Rainbow Play Systems
- Company type: Private
- Industry: Outdoor playset
- Founded: 1985
- Founder: Greg Foster
- Headquarters: Brookings South Dakota, USA
- Area served: Worldwide
- Products: Outdoor playset

= Rainbow Play Systems =

Play Equipment Manufacturer

Rainbow Play Systems is a manufacturer of children's play equipment which are available through a network of over 200 retail outlets throughout the United States, Canada, United Kingdom, Mexico, Spain, Panama, Italy and Belarus.

==History==

Founded by Greg Foster in 1985 as a small custom job shop in Minnesota, the company has expanded. Foster founded the company when he was 18 years old.

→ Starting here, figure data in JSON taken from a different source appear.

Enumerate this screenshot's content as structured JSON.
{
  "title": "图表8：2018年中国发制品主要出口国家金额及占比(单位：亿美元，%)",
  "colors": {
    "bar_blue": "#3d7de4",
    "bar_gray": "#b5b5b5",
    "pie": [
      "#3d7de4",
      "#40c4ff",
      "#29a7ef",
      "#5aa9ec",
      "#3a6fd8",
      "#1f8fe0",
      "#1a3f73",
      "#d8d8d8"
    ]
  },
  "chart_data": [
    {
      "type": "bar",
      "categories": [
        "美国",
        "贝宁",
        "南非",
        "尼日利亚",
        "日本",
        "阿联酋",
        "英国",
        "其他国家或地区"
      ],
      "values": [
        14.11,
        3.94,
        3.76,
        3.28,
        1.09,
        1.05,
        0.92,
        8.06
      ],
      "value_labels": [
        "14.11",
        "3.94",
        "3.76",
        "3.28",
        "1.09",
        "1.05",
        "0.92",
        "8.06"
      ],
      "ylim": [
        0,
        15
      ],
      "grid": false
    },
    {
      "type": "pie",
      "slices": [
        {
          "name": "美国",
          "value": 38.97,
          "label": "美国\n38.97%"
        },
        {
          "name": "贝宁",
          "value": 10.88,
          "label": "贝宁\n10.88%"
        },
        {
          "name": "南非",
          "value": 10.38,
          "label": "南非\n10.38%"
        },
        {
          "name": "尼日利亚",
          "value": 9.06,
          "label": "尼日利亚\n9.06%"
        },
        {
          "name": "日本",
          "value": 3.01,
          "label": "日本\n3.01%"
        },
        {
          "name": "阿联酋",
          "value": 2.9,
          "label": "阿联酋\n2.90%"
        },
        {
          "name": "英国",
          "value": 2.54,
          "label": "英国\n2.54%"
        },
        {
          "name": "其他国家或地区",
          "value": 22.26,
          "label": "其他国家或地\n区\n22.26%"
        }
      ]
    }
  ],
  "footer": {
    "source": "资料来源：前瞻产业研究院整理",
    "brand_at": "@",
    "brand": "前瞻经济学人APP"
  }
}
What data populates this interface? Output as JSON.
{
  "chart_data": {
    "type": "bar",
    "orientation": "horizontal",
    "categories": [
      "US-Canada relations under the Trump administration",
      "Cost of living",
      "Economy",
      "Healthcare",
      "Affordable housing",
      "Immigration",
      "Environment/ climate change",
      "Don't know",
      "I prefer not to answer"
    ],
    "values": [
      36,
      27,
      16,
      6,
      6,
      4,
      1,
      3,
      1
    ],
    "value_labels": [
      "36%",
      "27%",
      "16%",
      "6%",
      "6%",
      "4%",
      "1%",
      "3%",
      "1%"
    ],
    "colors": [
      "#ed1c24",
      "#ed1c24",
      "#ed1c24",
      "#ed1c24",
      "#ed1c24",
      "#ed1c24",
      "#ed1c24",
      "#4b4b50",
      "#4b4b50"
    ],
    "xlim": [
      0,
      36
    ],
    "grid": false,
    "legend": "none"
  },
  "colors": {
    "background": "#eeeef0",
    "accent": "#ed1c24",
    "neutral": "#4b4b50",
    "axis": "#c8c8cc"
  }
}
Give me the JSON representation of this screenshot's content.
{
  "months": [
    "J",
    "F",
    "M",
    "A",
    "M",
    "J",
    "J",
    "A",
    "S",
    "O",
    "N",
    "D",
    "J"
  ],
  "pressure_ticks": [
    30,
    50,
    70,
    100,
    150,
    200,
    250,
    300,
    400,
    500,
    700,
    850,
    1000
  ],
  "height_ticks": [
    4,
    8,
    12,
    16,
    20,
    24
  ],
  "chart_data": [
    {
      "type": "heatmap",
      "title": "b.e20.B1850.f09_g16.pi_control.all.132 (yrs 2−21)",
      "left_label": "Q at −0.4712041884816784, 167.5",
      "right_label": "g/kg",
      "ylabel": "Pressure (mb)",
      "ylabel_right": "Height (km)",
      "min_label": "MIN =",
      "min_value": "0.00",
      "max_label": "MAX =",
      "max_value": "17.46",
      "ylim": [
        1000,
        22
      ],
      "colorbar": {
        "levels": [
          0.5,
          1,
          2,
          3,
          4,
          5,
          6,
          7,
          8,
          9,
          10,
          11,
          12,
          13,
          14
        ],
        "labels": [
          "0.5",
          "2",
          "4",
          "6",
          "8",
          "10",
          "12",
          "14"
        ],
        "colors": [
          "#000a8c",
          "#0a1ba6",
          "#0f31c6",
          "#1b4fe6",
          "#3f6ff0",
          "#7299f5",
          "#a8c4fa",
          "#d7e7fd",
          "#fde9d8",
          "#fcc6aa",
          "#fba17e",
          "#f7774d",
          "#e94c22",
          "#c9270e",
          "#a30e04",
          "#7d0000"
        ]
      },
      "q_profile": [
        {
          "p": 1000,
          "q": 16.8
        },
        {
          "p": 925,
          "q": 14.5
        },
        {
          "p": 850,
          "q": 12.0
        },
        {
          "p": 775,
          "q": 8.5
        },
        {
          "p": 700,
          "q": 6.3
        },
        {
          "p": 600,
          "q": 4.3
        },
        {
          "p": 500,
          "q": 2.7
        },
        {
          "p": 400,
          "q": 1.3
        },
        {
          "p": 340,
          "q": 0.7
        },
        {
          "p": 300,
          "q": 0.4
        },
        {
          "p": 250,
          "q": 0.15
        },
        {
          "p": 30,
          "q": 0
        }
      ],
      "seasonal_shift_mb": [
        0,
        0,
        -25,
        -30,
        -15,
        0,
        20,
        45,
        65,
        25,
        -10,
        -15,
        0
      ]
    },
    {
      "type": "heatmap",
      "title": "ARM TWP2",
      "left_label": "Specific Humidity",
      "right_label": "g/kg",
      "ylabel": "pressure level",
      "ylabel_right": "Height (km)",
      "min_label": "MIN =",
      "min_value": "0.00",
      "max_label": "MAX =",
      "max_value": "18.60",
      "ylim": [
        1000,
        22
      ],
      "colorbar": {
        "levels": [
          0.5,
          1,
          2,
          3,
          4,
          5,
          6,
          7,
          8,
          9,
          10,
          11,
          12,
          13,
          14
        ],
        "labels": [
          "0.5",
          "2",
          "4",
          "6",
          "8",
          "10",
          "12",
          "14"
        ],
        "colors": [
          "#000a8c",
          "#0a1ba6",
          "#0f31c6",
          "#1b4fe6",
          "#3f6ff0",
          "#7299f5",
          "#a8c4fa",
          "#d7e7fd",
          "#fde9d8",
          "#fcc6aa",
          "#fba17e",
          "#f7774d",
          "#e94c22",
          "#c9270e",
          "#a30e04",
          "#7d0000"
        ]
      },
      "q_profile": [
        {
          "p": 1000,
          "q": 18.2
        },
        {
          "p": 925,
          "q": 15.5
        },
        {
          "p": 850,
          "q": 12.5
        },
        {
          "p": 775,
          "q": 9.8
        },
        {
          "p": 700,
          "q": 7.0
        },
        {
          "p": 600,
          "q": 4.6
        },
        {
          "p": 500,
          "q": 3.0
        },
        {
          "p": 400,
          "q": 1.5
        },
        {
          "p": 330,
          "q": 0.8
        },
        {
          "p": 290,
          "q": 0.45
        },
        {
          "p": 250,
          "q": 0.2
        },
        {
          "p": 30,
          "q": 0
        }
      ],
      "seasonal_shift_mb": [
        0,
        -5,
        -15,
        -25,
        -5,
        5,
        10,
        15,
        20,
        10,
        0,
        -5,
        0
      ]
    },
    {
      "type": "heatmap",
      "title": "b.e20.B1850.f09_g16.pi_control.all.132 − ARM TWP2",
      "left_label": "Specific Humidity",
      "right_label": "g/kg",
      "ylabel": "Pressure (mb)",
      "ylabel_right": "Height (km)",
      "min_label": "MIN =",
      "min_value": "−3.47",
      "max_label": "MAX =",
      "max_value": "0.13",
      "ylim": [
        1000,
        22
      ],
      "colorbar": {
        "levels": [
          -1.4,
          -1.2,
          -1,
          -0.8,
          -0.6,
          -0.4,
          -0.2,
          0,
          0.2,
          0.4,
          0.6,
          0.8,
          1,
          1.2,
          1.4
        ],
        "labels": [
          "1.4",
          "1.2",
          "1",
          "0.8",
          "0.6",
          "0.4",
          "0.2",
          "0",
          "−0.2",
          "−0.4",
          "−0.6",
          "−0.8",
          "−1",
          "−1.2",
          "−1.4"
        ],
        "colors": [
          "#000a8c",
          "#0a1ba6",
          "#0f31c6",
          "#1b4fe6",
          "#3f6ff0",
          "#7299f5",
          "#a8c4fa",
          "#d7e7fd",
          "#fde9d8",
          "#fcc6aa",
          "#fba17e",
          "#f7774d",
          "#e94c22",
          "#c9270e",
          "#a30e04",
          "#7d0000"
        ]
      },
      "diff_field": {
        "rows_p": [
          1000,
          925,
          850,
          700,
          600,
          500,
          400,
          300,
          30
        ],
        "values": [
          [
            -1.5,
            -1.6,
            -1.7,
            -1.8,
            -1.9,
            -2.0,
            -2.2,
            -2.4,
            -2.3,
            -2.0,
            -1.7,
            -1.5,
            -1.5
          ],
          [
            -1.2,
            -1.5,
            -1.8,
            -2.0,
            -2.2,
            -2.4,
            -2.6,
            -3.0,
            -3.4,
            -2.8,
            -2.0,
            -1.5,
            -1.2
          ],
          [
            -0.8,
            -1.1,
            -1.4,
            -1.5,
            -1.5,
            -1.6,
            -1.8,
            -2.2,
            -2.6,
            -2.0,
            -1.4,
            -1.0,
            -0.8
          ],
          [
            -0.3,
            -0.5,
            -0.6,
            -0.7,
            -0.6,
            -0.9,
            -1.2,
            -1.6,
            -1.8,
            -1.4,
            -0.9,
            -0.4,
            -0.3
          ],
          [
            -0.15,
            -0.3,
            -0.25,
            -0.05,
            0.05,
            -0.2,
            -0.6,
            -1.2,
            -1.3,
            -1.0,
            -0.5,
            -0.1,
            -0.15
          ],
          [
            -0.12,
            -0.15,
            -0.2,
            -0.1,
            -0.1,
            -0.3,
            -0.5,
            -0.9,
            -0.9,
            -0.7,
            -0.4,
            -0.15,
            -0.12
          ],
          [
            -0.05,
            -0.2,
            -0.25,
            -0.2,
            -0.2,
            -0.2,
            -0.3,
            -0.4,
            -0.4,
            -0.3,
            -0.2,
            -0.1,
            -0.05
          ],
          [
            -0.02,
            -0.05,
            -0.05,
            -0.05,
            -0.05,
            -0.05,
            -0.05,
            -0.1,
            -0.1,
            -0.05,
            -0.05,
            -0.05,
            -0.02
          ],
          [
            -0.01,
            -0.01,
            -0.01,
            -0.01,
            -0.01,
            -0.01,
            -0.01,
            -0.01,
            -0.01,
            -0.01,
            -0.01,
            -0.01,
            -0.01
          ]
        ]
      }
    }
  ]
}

Due to its network of independent distributors, the company expanded across the United States throughout the 1990s. It currently operates out of a 1300000 sqft manufacturing facility on 130 acre in Brookings, South Dakota. According to the company, it has 150 employees, plus over 200 dealerships across the world.

===White House Swing Set===

One prominent customer of Rainbow Play Systems was the Obama family. On March 4, 2009, a swing set manufactured by the company was placed on the south lawn just outside the Oval Office of the White House, as a surprise for Malia and Sasha, the Obama daughters. This was the first playset on the White House lawn since the 1960s, during John F. Kennedy's presidency. According to Rainbow Play CEO Greg Foster, the White House's chief usher "did his research first on the Internet and narrowed it down to three or four companies", before choosing Rainbow Play.

Before leaving the White House, the Obama family offered the swing set to the Trump family, who refused it, as the only Trump child who would use it would not be moving into the White House. The swing set was then donated to a local D.C. charity.

==United Kingdom==

Rainbow Play Systems in the United Kingdom operates from the main headquarters in Bagshot, Surrey and from 1 other Sales Office in Wilmslow.

==Pandemic Impact==

The COVID-19 pandemic reportedly resulted in higher sales of swing sets, including Rainbow Play play sets, due to more time being spent at home by families and children. According to the Chicago Tribune, Rainbow Play play sets had a four-week wait for most orders at the height of the pandemic.